Because of movies and television shows, a RICO crime is usually associated only to mobsters, corrupt unions and violent activities. But RICO, shorthand for the Racketeer Influenced and Corrupt Organizations Act, also covers many types of criminal conspiracy including economic and cybercrimes.
Racketeering generally concerns federal crimes committed through extortion or coercion such as gambling, kidnapping, murder and bribery. Under the law, racketeers may also offer a dishonest service to fix a problem that did not exist or which they caused. Convicted racketeers may face 20 years imprisonment and fines up to $25,000.
Extortion can take place in many ways. Examples include:
- A criminal organization threatens to damage a person’s property if they do not pay a protection fee.
- Protection rackets offer security to business that are committing crimes such as running illegal financial scams or offering unsecured loans.
- A corporation manufacturing drugs bribing doctors to over-prescribe a drug which constitutes fraud on insurance companies.
- A hacker committing cyber extortion by pushing malware onto a user’s computer and then demands money to restore access.
RICO was enacted into law 50 years ago to control racketeering. A person may be charged under RICO if they committed at least two racketeering acts within ten years. RICO applies to 27 federal and 8 state racketeering offenses.
Like other federal crimes, a RICO conviction can have devastating consequences involving incarceration and fines. States may seek heavier criminal penalties by prosecuting a crime under RICO.
Even if the person did not directly commit the crime, they may face prosecution by dealing with the person who directly committed the offense. RICO defendants do not have to agree with every other conspirator, knew all the conspirators or even knew all of the conspiracy’s details, according to the US Department of Justice.
Under RICO, prosecutors may seize the assets of the indicted party which can block the transfer of funds and property through shell companies. Prosecutors may charge organizations or groups or individuals for up to 20 years of illegal activity for each racketeering count.
Leaders of organizations may be charged for activities that they ordered others to commit. The law provides for a liberal interpretation of an organization.
RICO was originally used against mobsters. It use has been expanded since 1970:
- In 2018, counties in Kansas and Missouri filed federal racketeering cases against manufacturers of opioids painkillers for misrepresenting the dangers of addiction. Similar lawsuits were filed in Alabama, Massachusetts, Mississippi and Pennsylvania.

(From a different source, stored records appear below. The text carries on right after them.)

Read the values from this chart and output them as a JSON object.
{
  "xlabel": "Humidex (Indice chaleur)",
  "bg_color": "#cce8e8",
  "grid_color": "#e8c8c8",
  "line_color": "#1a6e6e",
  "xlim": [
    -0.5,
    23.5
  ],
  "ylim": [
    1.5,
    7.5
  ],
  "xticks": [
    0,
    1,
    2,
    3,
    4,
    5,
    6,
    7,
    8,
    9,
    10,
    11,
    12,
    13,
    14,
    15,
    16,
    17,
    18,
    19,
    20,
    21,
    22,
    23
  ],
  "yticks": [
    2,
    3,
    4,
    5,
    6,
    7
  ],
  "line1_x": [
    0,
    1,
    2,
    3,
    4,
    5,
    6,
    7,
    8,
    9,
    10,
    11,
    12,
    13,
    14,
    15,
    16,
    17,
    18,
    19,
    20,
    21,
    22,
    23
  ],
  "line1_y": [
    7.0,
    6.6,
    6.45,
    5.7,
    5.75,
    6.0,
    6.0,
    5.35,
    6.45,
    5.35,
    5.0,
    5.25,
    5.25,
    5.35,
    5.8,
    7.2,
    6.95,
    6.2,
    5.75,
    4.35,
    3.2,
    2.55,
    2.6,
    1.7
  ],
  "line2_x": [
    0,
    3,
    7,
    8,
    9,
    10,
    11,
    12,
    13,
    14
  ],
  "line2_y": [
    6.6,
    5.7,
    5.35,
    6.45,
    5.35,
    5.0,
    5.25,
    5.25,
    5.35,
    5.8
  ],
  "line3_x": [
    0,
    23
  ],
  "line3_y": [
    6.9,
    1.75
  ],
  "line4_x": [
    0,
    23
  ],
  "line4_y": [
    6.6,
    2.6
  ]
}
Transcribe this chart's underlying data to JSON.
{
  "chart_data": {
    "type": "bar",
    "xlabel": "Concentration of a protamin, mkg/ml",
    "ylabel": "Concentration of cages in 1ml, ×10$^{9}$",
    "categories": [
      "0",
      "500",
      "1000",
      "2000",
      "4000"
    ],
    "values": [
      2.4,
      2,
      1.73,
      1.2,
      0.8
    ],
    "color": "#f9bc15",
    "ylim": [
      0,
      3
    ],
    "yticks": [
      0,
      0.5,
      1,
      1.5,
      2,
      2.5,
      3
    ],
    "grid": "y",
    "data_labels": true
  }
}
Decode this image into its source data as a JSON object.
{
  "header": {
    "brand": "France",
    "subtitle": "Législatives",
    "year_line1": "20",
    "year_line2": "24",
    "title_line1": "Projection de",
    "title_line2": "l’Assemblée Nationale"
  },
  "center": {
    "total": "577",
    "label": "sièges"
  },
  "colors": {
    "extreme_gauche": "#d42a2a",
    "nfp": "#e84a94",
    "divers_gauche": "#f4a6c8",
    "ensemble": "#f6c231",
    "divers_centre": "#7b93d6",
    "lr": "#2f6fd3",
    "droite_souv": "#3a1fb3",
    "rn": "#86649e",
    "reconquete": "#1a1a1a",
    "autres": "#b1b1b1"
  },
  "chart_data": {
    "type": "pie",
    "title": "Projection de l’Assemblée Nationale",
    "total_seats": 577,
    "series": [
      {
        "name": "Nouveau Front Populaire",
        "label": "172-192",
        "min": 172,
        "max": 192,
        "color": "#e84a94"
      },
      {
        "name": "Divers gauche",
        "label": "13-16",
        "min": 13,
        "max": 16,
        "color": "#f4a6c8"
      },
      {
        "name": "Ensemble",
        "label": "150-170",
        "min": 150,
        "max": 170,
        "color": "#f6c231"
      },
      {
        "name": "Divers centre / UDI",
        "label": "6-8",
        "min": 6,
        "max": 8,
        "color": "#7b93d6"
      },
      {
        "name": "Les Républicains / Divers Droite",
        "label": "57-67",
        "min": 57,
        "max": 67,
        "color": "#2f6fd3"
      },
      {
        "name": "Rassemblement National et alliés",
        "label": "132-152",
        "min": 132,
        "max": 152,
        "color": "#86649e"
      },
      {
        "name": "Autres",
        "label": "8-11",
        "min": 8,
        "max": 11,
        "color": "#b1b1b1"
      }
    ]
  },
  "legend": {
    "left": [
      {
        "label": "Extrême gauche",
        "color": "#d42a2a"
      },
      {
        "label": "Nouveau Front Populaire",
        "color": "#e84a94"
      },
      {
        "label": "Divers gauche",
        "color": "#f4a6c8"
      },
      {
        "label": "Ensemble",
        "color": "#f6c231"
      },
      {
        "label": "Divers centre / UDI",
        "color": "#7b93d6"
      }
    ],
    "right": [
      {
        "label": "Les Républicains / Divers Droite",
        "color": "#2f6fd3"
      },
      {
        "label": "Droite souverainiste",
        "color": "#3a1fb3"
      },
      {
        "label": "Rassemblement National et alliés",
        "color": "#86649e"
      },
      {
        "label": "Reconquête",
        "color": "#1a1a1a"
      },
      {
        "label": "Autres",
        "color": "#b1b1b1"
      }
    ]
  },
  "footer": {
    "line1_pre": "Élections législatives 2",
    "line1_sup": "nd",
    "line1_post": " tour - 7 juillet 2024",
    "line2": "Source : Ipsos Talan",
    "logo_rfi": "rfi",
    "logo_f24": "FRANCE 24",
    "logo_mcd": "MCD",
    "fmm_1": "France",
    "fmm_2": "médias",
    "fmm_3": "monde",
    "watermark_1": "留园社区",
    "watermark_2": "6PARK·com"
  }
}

- Officials of the Federation Internationale de Football were indicted on charges involving bribes and kickbacks paid to obtain media and marketing rights to international soccer tournaments.
- State Farm paid $250 million in 2015 to settle RICO charges involving allegations that it channeled campaign contributions to a judge through advocacy groups that did not disclose donors. This related to litigation by its policy holders who claimed that they were given substandard auto parts for over 10 years.
RICO investigations may be wide-raging and devastating. Seeing legal representation as soon as possible can help protect a person’s rights.